OK, I made up the whole “Temple of Athene” thing – that never existed, but I figured that the Archidamia story of women fighting against Pyrrhus (or at least helping on the walls, but Wikipedia says “fighting” so that must be 100% accurate, right!), so I went with the idea of her Athene cult being set up because of that event – even the aspects of the Goddess fitted. And the Goddess Athene has a personal resonance with me, so it was very important to me to have her featured in the books.
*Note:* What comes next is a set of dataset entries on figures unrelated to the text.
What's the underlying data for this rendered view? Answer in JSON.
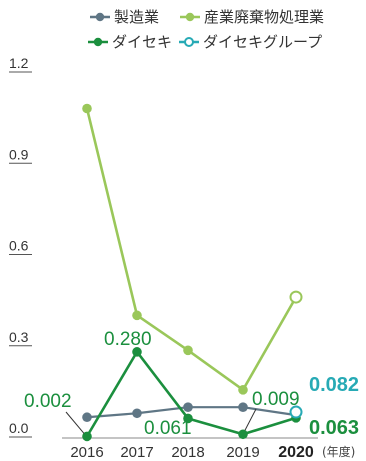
{
  "colors": {
    "manufacturing": "#5f7685",
    "waste_industry": "#9ac75a",
    "daiseki": "#1b8f3e",
    "group": "#27aab5",
    "axis": "#555555",
    "text": "#333333"
  },
  "chart_data": {
    "type": "line",
    "title": "",
    "xlabel": "",
    "ylabel": "",
    "unit": "(年度)",
    "x": [
      "2016",
      "2017",
      "2018",
      "2019",
      "2020"
    ],
    "ylim": [
      0,
      1.2
    ],
    "yticks": [
      "0.0",
      "0.3",
      "0.6",
      "0.9",
      "1.2"
    ],
    "grid": false,
    "legend_position": "top",
    "series": [
      {
        "name": "製造業",
        "key": "manufacturing",
        "marker": "filled",
        "values": [
          0.065,
          0.078,
          0.098,
          0.098,
          0.072
        ]
      },
      {
        "name": "産業廃棄物処理業",
        "key": "waste_industry",
        "marker": "filled-last-hollow",
        "values": [
          1.08,
          0.4,
          0.285,
          0.155,
          0.46
        ]
      },
      {
        "name": "ダイセキ",
        "key": "daiseki",
        "marker": "filled",
        "values": [
          0.002,
          0.28,
          0.061,
          0.009,
          0.063
        ]
      },
      {
        "name": "ダイセキグループ",
        "key": "group",
        "marker": "hollow",
        "values": [
          null,
          null,
          null,
          null,
          0.082
        ]
      }
    ],
    "data_labels": [
      {
        "series": "daiseki",
        "x": "2016",
        "text": "0.002"
      },
      {
        "series": "daiseki",
        "x": "2017",
        "text": "0.280"
      },
      {
        "series": "daiseki",
        "x": "2018",
        "text": "0.061"
      },
      {
        "series": "daiseki",
        "x": "2019",
        "text": "0.009"
      },
      {
        "series": "daiseki",
        "x": "2020",
        "text": "0.063"
      },
      {
        "series": "group",
        "x": "2020",
        "text": "0.082"
      }
    ]
  }
}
So, now we have our warrior-priestess-heroine from Sparta – a failed super-power living in the shadow of the current super-power, who’s been brought up in the old-fashioned way – hence she’s our arrogant Lysandra who exists in Ancient Rome, worshipping Athene above all others and becomes a Gladiatrix…so – yeah…that’s why Ancient Rome (whew, went off on one there!).
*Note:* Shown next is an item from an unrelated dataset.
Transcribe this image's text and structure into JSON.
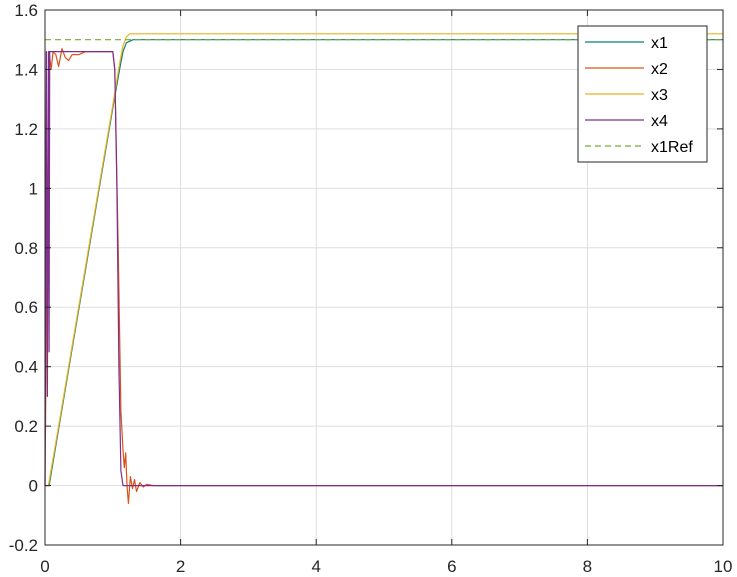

UNRV: In the acknowledgements section, you allude to the fact that there may be more to come. What writing projects do you have on the go at the moment, and will they be part of the same series?
Russell Whitfield: I think our Lysandra has come to the end of her adventures if I’m honest. With the best will in the world, there’s only so much you can do with a female lead in 1st Century Rome, even if I really bend the historical rules. One thing I never wanted to do was go back and re-tread the same stories with Lysandra, but with that comes the inevitable knowledge that her tale must end sooner or later.
Other writing projects – yes, I’ve got a few on the boil at the moment. I’ve written a pilot for a Roman-set telly series which will be doing the rounds soon, I’ve just re-written the script for a lo-fi British Horror Comedy and have nearly completed an action movie, the latter two “on the slate” for the Cannes Film Festival.
“On the Slate”, I’ve just learned, is industry speak for the director goes around mugging people in an attempt to get money to make the films. It’s all very speculative, if I’m honest, but it’s a tremendous honour to be asked to be involved in that sort of thing.
Next, I’d like to write a historical fantasy series of novels. That’d be good fun, I reckon, and it’d kind of take me full circle and I’ve also got an idea for a historical-horror movie as well.
UNRV: Have you shown this book to your Mum?
Russell Whitfield: Sadly, Mum passed on before the first book came out – but I’m sure that she’d have been both proud and appalled!
UNRV: Thank you for your time!
Russell Whitfield was born in Shepherds Bush in 1971. An only child, he was raised in Hounslow, West London, but has since escaped to Ham in Surrey.
Russell has had an (almost) life long fascination with ancient Greece and Rome, sparked by seeing The Three Hundred Spartans on ITV in the seventies. Educated to A-Level, he did not complete college, preferring instead to seek fame and fortune in a heavy metal band. Sadly, fame and fortune were not forthcoming and a career in telesales beckoned. A series of jobs followed culminating in the heady heights of 'content editor' for a large multi-national.
Gladiatrix was Russ's first novel, published in 2008 by Myrmidon Books. The sequel, Roma Victrix, continues the adventures Lysandra, the Spartan gladiatrix, and a third book is planned for release late 2011/early 2012.